Row 2: 2y - 2z = 6  
Substitute z = -2: 2y - 2(-2) = 6  
=> 2y + 4 = 6  
=> 2y = 2  
=> y = 1

Row 1: x + 2y + z = 2  
Substitute y = 1 and z = -2: x + 2(1) + (-2) = 2  
=> x + 0 = 2  
=> x = 2

Solution: x = 2, y = 1, z = -2


In [8]:
z = -2
y = 1
x = 2
solution_vector = np.array([x, y, z])
print(solution_vector)

[ 2  1 -2]


## Step 5 — Elimination matrices and LU factorization

We used two elimination steps:

1) Eliminate the 3 below the first pivot (Row 2 ← Row 2 − 3·Row 1)

E1 =
[ 1  0  0 ]
[ -3 1  0 ]
[ 0  0  1 ]

2) Eliminate the 4 below the second pivot (Row 3 ← Row 3 − 2·Row 2)

E2 =
[ 1  0  0 ]
[ 0  1  0 ]
[ 0 -2  1 ]

Applying elimination means multiplying on the **left** (because left multiplication performs row operations):

U = E2 · E1 · A

Undoing the elimination gives A back:

A = (E1^-1) · (E2^-1) · U

Define the lower-triangular matrix:

L = (E1^-1) · (E2^-1)

Then we get the **LU factorization**:

A = L · U


In [15]:
e1_inv = np.array([
    [1, 0, 0],
    [3, 1, 0],
    [0, 0, 1]
])

e2_inv = np.array([
    [1, 0, 0],
    [0, 1, 0],
    [0, 2, 1]
])

L = e1_inv @ e2_inv
print("L: \n", L)


L: 
 [[1 0 0]
 [3 1 0]
 [0 2 1]]


## Step 6 — Verify A = L U


In [16]:
AA = L @ U
print("A: \n", AA)


A: 
 [[1 2 1]
 [3 8 1]
 [0 4 1]]


## Step 7 — Elimination failure and row exchange

**Strang’s warning:** Elimination can fail if the pivot is zero (or too small).

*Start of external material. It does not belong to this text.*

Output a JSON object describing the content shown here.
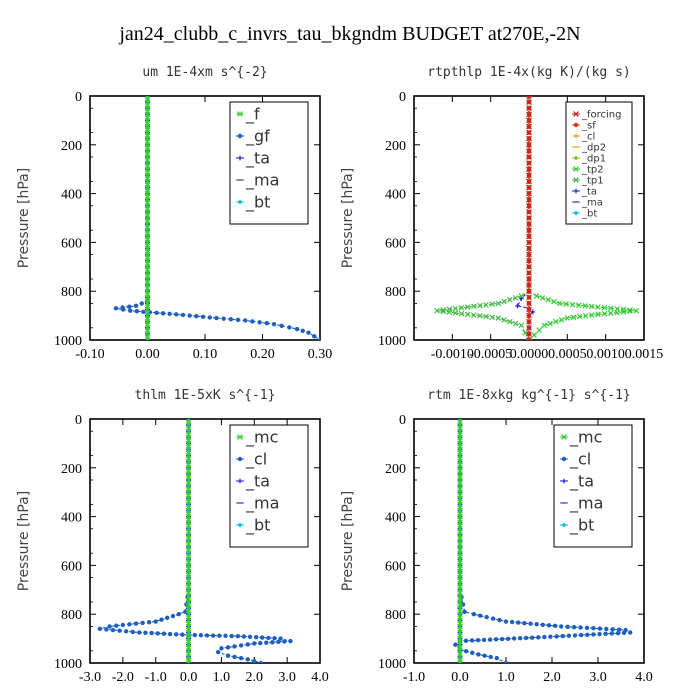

We’ll use a tiny 2×2 example to isolate the idea.

**Matrix A (the coefficient matrix):**
A =
[ 0  2 ]
[ 1  3 ]

**Try to start elimination using the first pivot (top-left entry).**

### What goes wrong?
- First pivot = 0
- The usual elimination step needs a multiplier like:
  multiplier = (entry below pivot) / (pivot) = 1 / 0
- Division by zero → elimination fails

### Key takeaway
The system didn’t “break” — the **row order** did.  
Fix: swap the rows so a nonzero pivot comes first (that’s Step 8).


In [None]:
A_fail = np.array([
    [0, 2],
    [1, 3]
])

print(A_fail)

## Step 8 — Permutation matrix (row exchange)

Elimination failed here not because the system is wrong, but because the pivot is in the wrong row.

The first pivot (top-left entry) is 0, so we cannot divide by it to eliminate the entry below.  
Fix: swap the rows so a nonzero pivot comes first.

Row exchange (swap Row 1 and Row 2):

R1 <-> R2

In matrix language, a row swap is done by multiplying on the left by a **permutation matrix**.


In [19]:
p = np.array([
    [0, 1],
    [1, 0]
])

PA = p @ A_fail
print(PA)

[[1 3]
 [0 2]]


## Step 9 — Left vs. right multiplication (what changes?)

### Rule (easy to remember)
- Multiply on the **left**: `P @ A`  → affects **rows** of `A`
- Multiply on the **right**: `A @ P` → affects **columns** of `A`

### What you just saw
`P @ A`

That means: **P is swapping rows** (because it is on the left).  
Result: the rows of `A` are exchanged.

### What would happen instead
`A @ P`

Now **columns** would be exchanged (because `P` is on the right).

We won’t code column swaps yet — just keep the rule in mind.

---

## Step 10 — Inverse of an elimination matrix (undoing a row step)

You already used an elimination matrix of the form:

E = [ 1  0
      -l 1 ]

Meaning: **Row 2 ← Row 2 − l · Row 1**

Strang’s key idea:
- The inverse matrix does the opposite row operation, so it **undoes** elimination.

So the inverse is:

E_inv = [ 1  0
          l  1 ]

Meaning: **Row 2 ← Row 2 + l · Row 1**

### Quick check (what you should see)
`E_inv @ E = I` (the identity matrix)


In [20]:
E = np.array([
    [1, 0],
    [-2, 1]
])

E_inv = np.array([
    [1, 0],
    [2, 1]
])

II = E @ E_inv
print(II)

[[1 0]
 [0 1]]